The Spectator

Responding to CoffeeHousers on inflation

Inflation is one of the most important topics around right how so I thought I’d respond to CoffeeHousers’ comments in a post rather than the original thread.

Nick and Gareth Sutcliffe say that inflation is due to global forces (and they’re right insofar as metals, food, etc are all going up). But if the money supply is managed properly, this needn’t push consumer prices too high – most other countries have stable inflation, as the first chart in my post shows: Britain is in Greek territory. My point: the British level of inflation is exceptional.

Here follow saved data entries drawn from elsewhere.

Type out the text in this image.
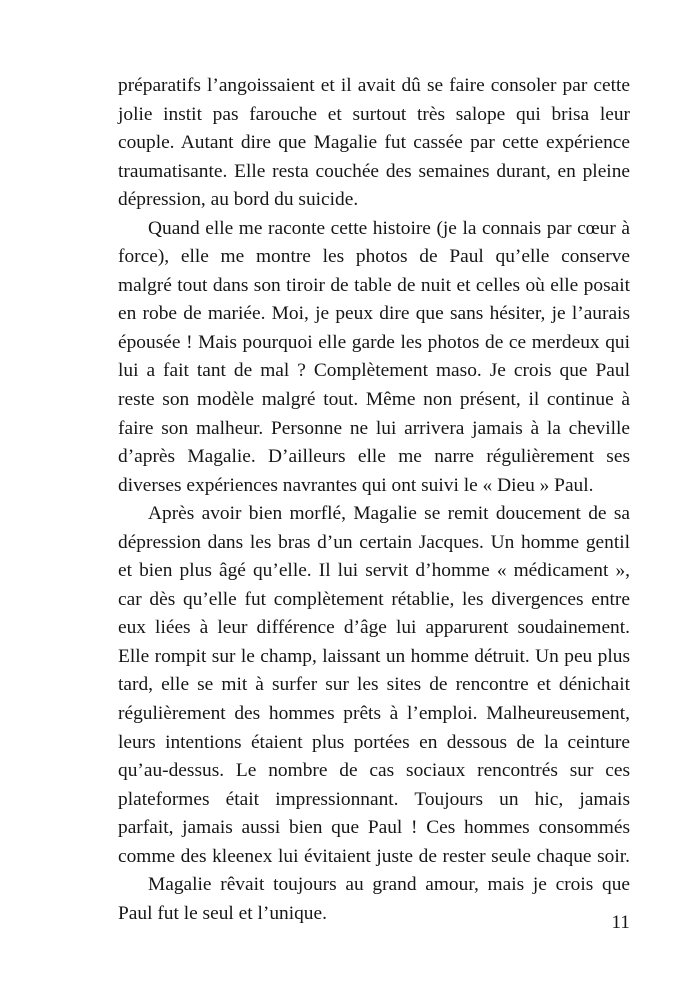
préparatifs l’angoissaient et il avait dû se faire consoler par cette
jolie instit pas farouche et surtout très salope qui brisa leur
couple. Autant dire que Magalie fut cassée par cette expérience
traumatisante. Elle resta couchée des semaines durant, en pleine
dépression, au bord du suicide.

Quand elle me raconte cette histoire (je la connais par cœur à
force), elle me montre les photos de Paul qu’elle conserve
malgré tout dans son tiroir de table de nuit et celles où elle posait
en robe de mariée. Moi, je peux dire que sans hésiter, je l’aurais
épousée ! Mais pourquoi elle garde les photos de ce merdeux qui
lui a fait tant de mal ? Complètement maso. Je crois que Paul
reste son modèle malgré tout. Même non présent, il continue à
faire son malheur. Personne ne lui arrivera jamais à la cheville
d’après Magalie. D’ailleurs elle me narre régulièrement ses
diverses expériences navrantes qui ont suivi le « Dieu » Paul.

Après avoir bien morflé, Magalie se remit doucement de sa
dépression dans les bras d’un certain Jacques. Un homme gentil
et bien plus âgé qu’elle. Il lui servit d’homme « médicament »,
car dès qu’elle fut complètement rétablie, les divergences entre
eux liées à leur différence d’âge lui apparurent soudainement.
Elle rompit sur le champ, laissant un homme détruit. Un peu plus
tard, elle se mit à surfer sur les sites de rencontre et dénichait
régulièrement des hommes prêts à l’emploi. Malheureusement,
leurs intentions étaient plus portées en dessous de la ceinture
qu’au-dessus. Le nombre de cas sociaux rencontrés sur ces
plateformes était impressionnant. Toujours un hic, jamais
parfait, jamais aussi bien que Paul ! Ces hommes consommés
comme des kleenex lui évitaient juste de rester seule chaque soir.

Magalie rêvait toujours au grand amour, mais je crois que
Paul fut le seul et l’unique.	11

Greenslime suggests price controls – a very bad idea. Even Marx saw this. The prices of things transmit valuable information about supply and demand: without it, economies are doomed. Engels makes this point in the intro to The Poverty of Philosophy. Without market prices, he said, we’ll have no idea of what’s needed – or what’s being overproduced. But when everything is going up, as Marx didn’t say, it is always and everywhere a monetary phenomenon.

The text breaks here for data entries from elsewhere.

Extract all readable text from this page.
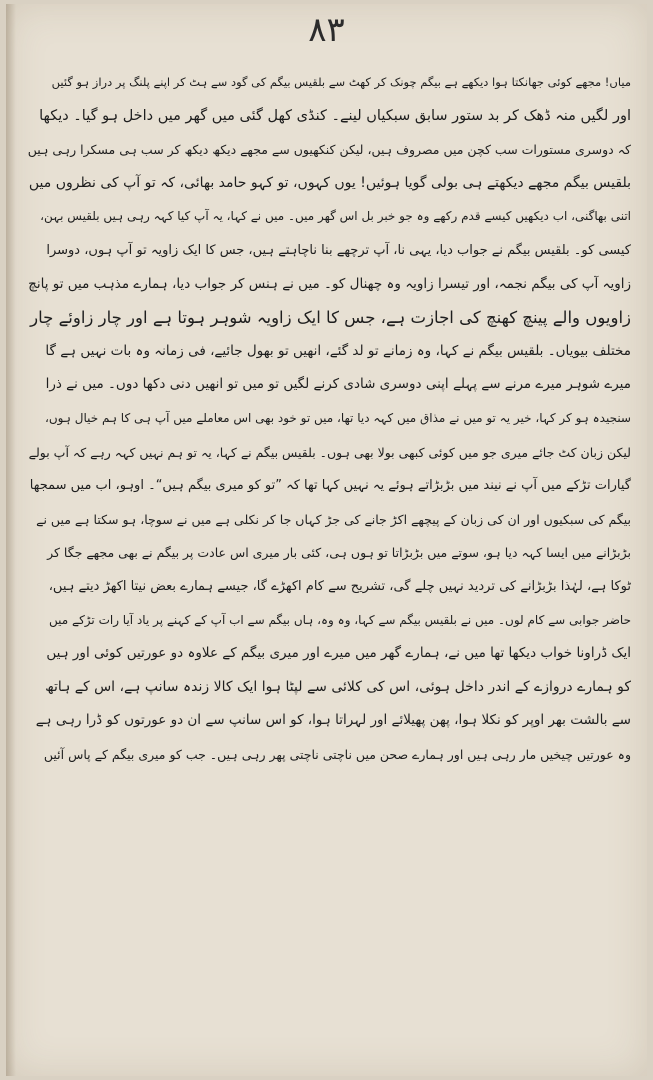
۸۳
میاں! مجھے کوئی جھانکتا ہوا دیکھے ہے بیگم چونک کر کھٹ سے بلقیس بیگم کی گود سے ہٹ کر اپنے پلنگ پر دراز ہو گئیں
اور لگیں منہ ڈھک کر بد ستور سابق سبکیاں لینے۔ کنڈی کھل گئی میں گھر میں داخل ہو گیا۔ دیکھا
کہ دوسری مستورات سب کچن میں مصروف ہیں، لیکن کنکھیوں سے مجھے دیکھ دیکھ کر سب ہی مسکرا رہی ہیں
بلقیس بیگم مجھے دیکھتے ہی بولی گویا ہوئیں! یوں کہوں، تو کہو حامد بھائی، کہ تو آپ کی نظروں میں
اتنی بھاگنی، اب دیکھیں کیسے قدم رکھے وہ جو خبر بل اس گھر میں۔ میں نے کہا، یہ آپ کیا کہہ رہی ہیں بلقیس بہن،
کیسی کو۔ بلقیس بیگم نے جواب دیا، یہی نا، آپ ترچھے بنا ناچاہتے ہیں، جس کا ایک زاویہ تو آپ ہوں، دوسرا
زاویہ آپ کی بیگم نجمہ، اور تیسرا زاویہ وہ چھنال کو۔ میں نے ہنس کر جواب دیا، ہمارے مذہب میں تو پانچ
زاویوں والے پینچ کھنچ کی اجازت ہے، جس کا ایک زاویہ شوہر ہوتا ہے اور چار زاوئے چار
مختلف بیویاں۔ بلقیس بیگم نے کہا، وہ زمانے تو لد گئے، انھیں تو بھول جائیے، فی زمانہ وہ بات نہیں ہے گا
میرے شوہر میرے مرنے سے پہلے اپنی دوسری شادی کرنے لگیں تو میں تو انھیں دنی دکھا دوں۔ میں نے ذرا
سنجیدہ ہو کر کہا، خیر یہ تو میں نے مذاق میں کہہ دیا تھا، میں تو خود بھی اس معاملے میں آپ ہی کا ہم خیال ہوں،
لیکن زبان کٹ جائے میری جو میں کوئی کبھی بولا بھی ہوں۔ بلقیس بیگم نے کہا، یہ تو ہم نہیں کہہ رہے کہ آپ بولے
گیارات تڑکے میں آپ نے نیند میں بڑبڑاتے ہوئے یہ نہیں کہا تھا کہ ”تو کو میری بیگم ہیں“۔ اوہو، اب میں سمجھا
بیگم کی سبکیوں اور ان کی زبان کے پیچھے اکڑ جانے کی جڑ کہاں جا کر نکلی ہے میں نے سوچا، ہو سکتا ہے میں نے
بڑبڑانے میں ایسا کہہ دیا ہو، سوتے میں بڑبڑاتا تو ہوں ہی، کئی بار میری اس عادت پر بیگم نے بھی مجھے جگا کر
ٹوکا ہے، لہٰذا بڑبڑانے کی تردید نہیں چلے گی، تشریح سے کام اکھڑے گا، جیسے ہمارے بعض نیتا اکھڑ دیتے ہیں،
حاضر جوابی سے کام لوں۔ میں نے بلقیس بیگم سے کہا، وہ وہ، ہاں بیگم سے اب آپ کے کہنے پر یاد آیا رات تڑکے میں
ایک ڈراونا خواب دیکھا تھا میں نے، ہمارے گھر میں میرے اور میری بیگم کے علاوہ دو عورتیں کوئی اور ہیں
کو ہمارے دروازے کے اندر داخل ہوئی، اس کی کلائی سے لپٹا ہوا ایک کالا زندہ سانپ ہے، اس کے ہاتھ
سے بالشت بھر اوپر کو نکلا ہوا، پھن پھیلائے اور لہراتا ہوا، کو اس سانپ سے ان دو عورتوں کو ڈرا رہی ہے
وہ عورتیں چیخیں مار رہی ہیں اور ہمارے صحن میں ناچتی ناچتی پھر رہی ہیں۔ جب کو میری بیگم کے پاس آئیں
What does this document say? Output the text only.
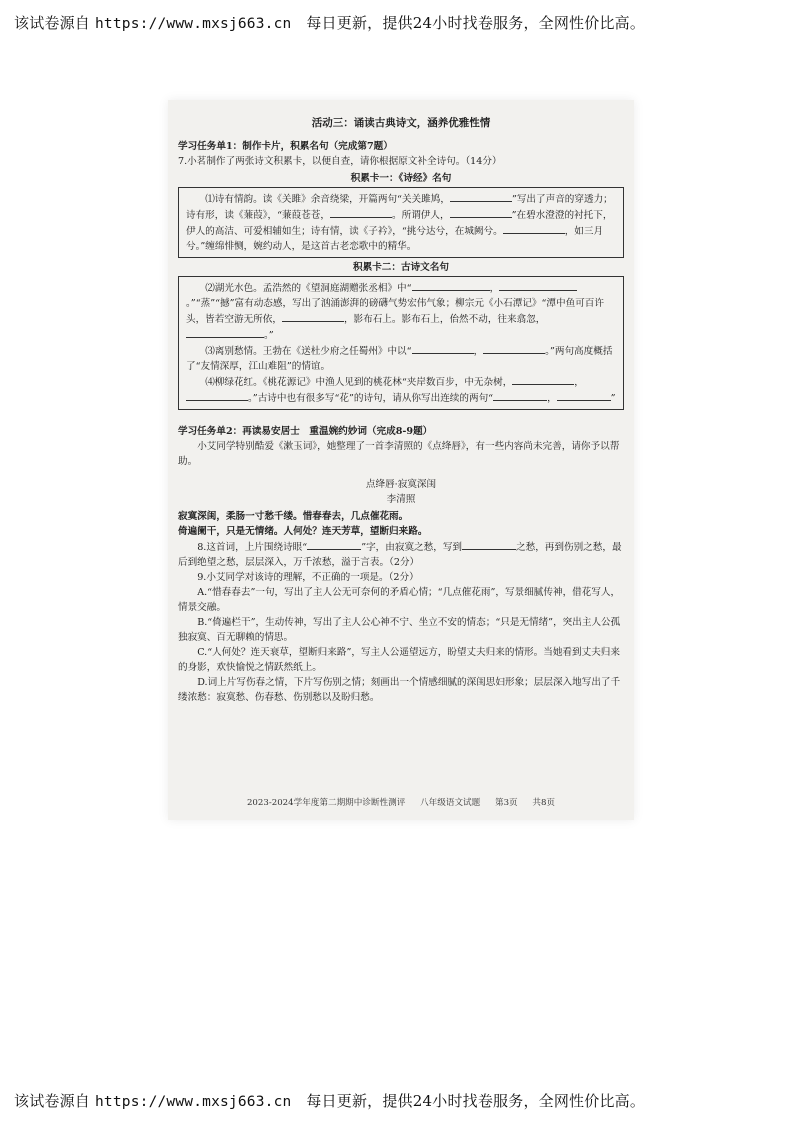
该试卷源自 https://www.mxsj663.cn 每日更新，提供24小时找卷服务，全网性价比高。

活动三：诵读古典诗文，涵养优雅性情

学习任务单1：制作卡片，积累名句（完成第7题）

7.小茗制作了两张诗文积累卡，以便自查，请你根据原文补全诗句。（14分）

积累卡一：《诗经》名句

⑴诗有情韵。读《关雎》余音绕梁，开篇两句“关关雎鸠，	”写出了声音的穿透力；诗有形，读《蒹葭》，“蒹葭苍苍，	。所谓伊人，	”在碧水澄澄的衬托下，伊人的高洁、可爱相辅如生；诗有情，读《子衿》，“挑兮达兮，在城阙兮。	，如三月兮。”缠绵悱恻，婉约动人，是这首古老恋歌中的精华。

积累卡二：古诗文名句

⑵湖光水色。孟浩然的《望洞庭湖赠张丞相》中“	，。”“蒸”“撼”富有动态感，写出了汹涌澎湃的磅礴气势宏伟气象；柳宗元《小石潭记》“潭中鱼可百许头，皆若空游无所依，	，影布石上。影布石上，佁然不动，往来翕忽，。”

⑶离别愁情。王勃在《送杜少府之任蜀州》中以“	，	。”两句高度概括了“友情深厚，江山难阻”的情谊。

⑷柳绿花红。《桃花源记》中渔人见到的桃花林“夹岸数百步，中无杂树，	，。”古诗中也有很多写“花”的诗句，请从你写出连续的两句“	，	”

学习任务单2：再读易安居士　重温婉约妙词（完成8-9题）

小艾同学特别酷爱《漱玉词》，她整理了一首李清照的《点绛唇》，有一些内容尚未完善，请你予以帮助。

点绛唇·寂寞深闺

李清照

寂寞深闺，柔肠一寸愁千缕。惜春春去，几点催花雨。

倚遍阑干，只是无情绪。人何处？连天芳草，望断归来路。

8.这首词，上片围绕诗眼“	”字，由寂寞之愁，写到	之愁，再到伤别之愁，最后到绝望之愁，层层深入，万千浓愁，溢于言表。（2分）

9.小艾同学对该诗的理解，不正确的一项是。（2分）

A.“惜春春去”一句，写出了主人公无可奈何的矛盾心情；“几点催花雨”，写景细腻传神，借花写人，情景交融。

B.“倚遍栏干”，生动传神，写出了主人公心神不宁、坐立不安的情态；“只是无情绪”，突出主人公孤独寂寞、百无聊赖的情思。

C.“人何处？连天衰草，望断归来路”，写主人公遥望远方，盼望丈夫归来的情形。当她看到丈夫归来的身影，欢快愉悦之情跃然纸上。

D.词上片写伤春之情，下片写伤别之情；刻画出一个情感细腻的深闺思妇形象；层层深入地写出了千缕浓愁：寂寞愁、伤春愁、伤别愁以及盼归愁。

2023-2024学年度第二期期中诊断性测评 八年级语文试题 第3页 共8页
该试卷源自 https://www.mxsj663.cn 每日更新，提供24小时找卷服务，全网性价比高。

Normanc ventures the idea that this inflation is deliberate. Plenty of countries have adopted this strategy: inflation has long been a way for politicians to finance their misbehaviour. But, in theory, Britain is committed to CPI at 2.0 percent. King might well think that this target is less important than the stability which he believes will come from inflating away debt – but, if so, he should tell us and drop the pretence of inflation targeting. Every month, inflation now “surprises” on the upside, and the market is beginning to smell a large, whiskered rat. This suspicion is being priced into gilt yields, and a recent Citi/YouGov poll showed that expectations of inflation are rocketing. The public is losing confidence in King’s ability to keep prices stable, and this in itself fuels inflation. King needs to make a speech attacking inflation. His silence makes people like Normanc suspect he is nurturing another agenda.

Adrian Sells says that raising rates will cause pain. A little – but if we allow Britain to incubate a proper inflation crisis, rates will have to rise by a lot. And that’s far more painful. Ignoring a problem doesn’t mean it goes away – that was the moral from the last crash.

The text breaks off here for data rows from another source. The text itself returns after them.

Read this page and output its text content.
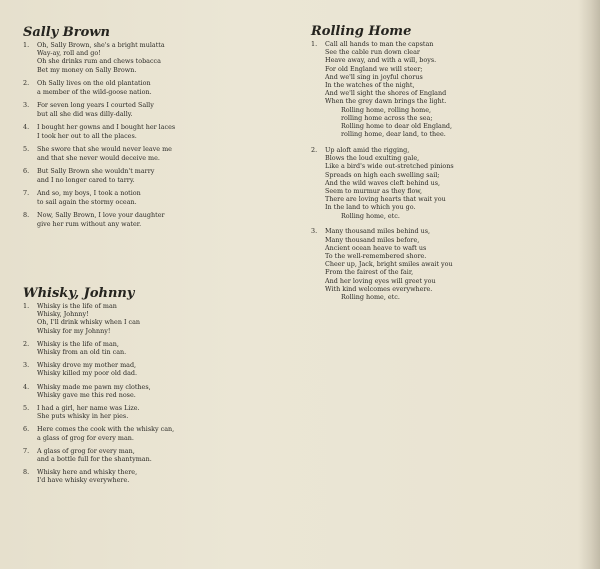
Sally Brown
1. Oh, Sally Brown, she's a bright mulatta
Way-ay, roll and go!
Oh she drinks rum and chews tobacca
Bet my money on Sally Brown.
2. Oh Sally lives on the old plantation
a member of the wild-goose nation.
3. For seven long years I courted Sally
but all she did was dilly-dally.
4. I bought her gowns and I bought her laces
I took her out to all the places.
5. She swore that she would never leave me
and that she never would deceive me.
6. But Sally Brown she wouldn't marry
and I no longer cared to tarry.
7. And so, my boys, I took a notion
to sail again the stormy ocean.
8. Now, Sally Brown, I love your daughter
give her rum without any water.
Rolling Home
1. Call all hands to man the capstan
See the cable run down clear
Heave away, and with a will, boys.
For old England we will steer;
And we'll sing in joyful chorus
In the watches of the night,
And we'll sight the shores of England
When the grey dawn brings the light.
Rolling home, rolling home,
rolling home across the sea;
Rolling home to dear old England,
rolling home, dear land, to thee.
2. Up aloft amid the rigging,
Blows the loud exulting gale,
Like a bird's wide out-stretched pinions
Spreads on high each swelling sail;
And the wild waves cleft behind us,
Seem to murmur as they flow,
There are loving hearts that wait you
In the land to which you go.
Rolling home, etc.
3. Many thousand miles behind us,
Many thousand miles before,
Ancient ocean heave to waft us
To the well-remembered shore.
Cheer up, Jack, bright smiles await you
From the fairest of the fair,
And her loving eyes will greet you
With kind welcomes everywhere.
Rolling home, etc.
Whisky, Johnny
1. Whisky is the life of man
Whisky, Johnny!
Oh, I'll drink whisky when I can
Whisky for my Johnny!
2. Whisky is the life of man,
Whisky from an old tin can.
3. Whisky drove my mother mad,
Whisky killed my poor old dad.
4. Whisky made me pawn my clothes,
Whisky gave me this red nose.
5. I had a girl, her name was Lize.
She puts whisky in her pies.
6. Here comes the cook with the whisky can,
a glass of grog for every man.
7. A glass of grog for every man,
and a bottle full for the shantyman.
8. Whisky here and whisky there,
I'd have whisky everywhere.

Rhoda Klapp says King isn’t responsible for international commodity pricing. Neither is his Irish counterpart – and prices are falling in Ireland. King was responsible for QE, printing money, which has a well-understood and (as Andrew Alexander said in the Daily Mail on Monday) delayed impact on inflation. Again, CPI of 3.3 percent is the highest in Western Europe apart from Greece. Why aren’t consumer prices rising in Japan, Eurozone and America if they are in Britain? Also if prices are purely a global phenomenon, why bother giving the BoE an inflation target? Nomanc makes this point too.

Tiberius says that I might be wrong. He’s right, of course: I venture nothing more than my opinion. False certainty has been a curse of recent economic management, and nothing more dangerous than the false belief that inflation targeting meant economic stability (see Maurice Saatchi’s CPS pamphlet for details). Tiberius suggests I speak with the bitterness of a man on a 5 percent fix. For the record, I’m on a variable mortgage – I have no personal incentive for rates to rise now. Except that I’d rather not have another economic crisis to report on.  

Denis Cooper says that King is legally mandated to pursue a 2.0 percent CPI target, so I should not blame him for obeying orders. But King is missing this target – last time I checked CPI was 3.3 percent and rising.

Percy regards King as a “useless plank” – I disagree. I think he’s a wise man, and it’s the MPC – not just King – which decides the rate. But, as Governor, he is centrally responsible for the stability of money supply. Over the last ten years, it has been anything but stable: the years of loose money fuelled a credit bubble, which inevitably burst, and now another avalanche of cheap debt is flooding the economy and letting inflation rip. Bank of England independence was regarded as a great triumph during the boom years. I doubt history will be as kind – the looseness of UK monetary policy from 2001 will probably emerge as the primary reason for the crash. Why fight the benign deflation? Why ignore the asset price boom? But, most of all, why have base rates at an absurdly low 0.5 percent at a time when the economy is growing at a steady 2 percent, and rampant inflation is back? This is King’s party. It’s getting out of hand. It’s time he took away the punch bowl.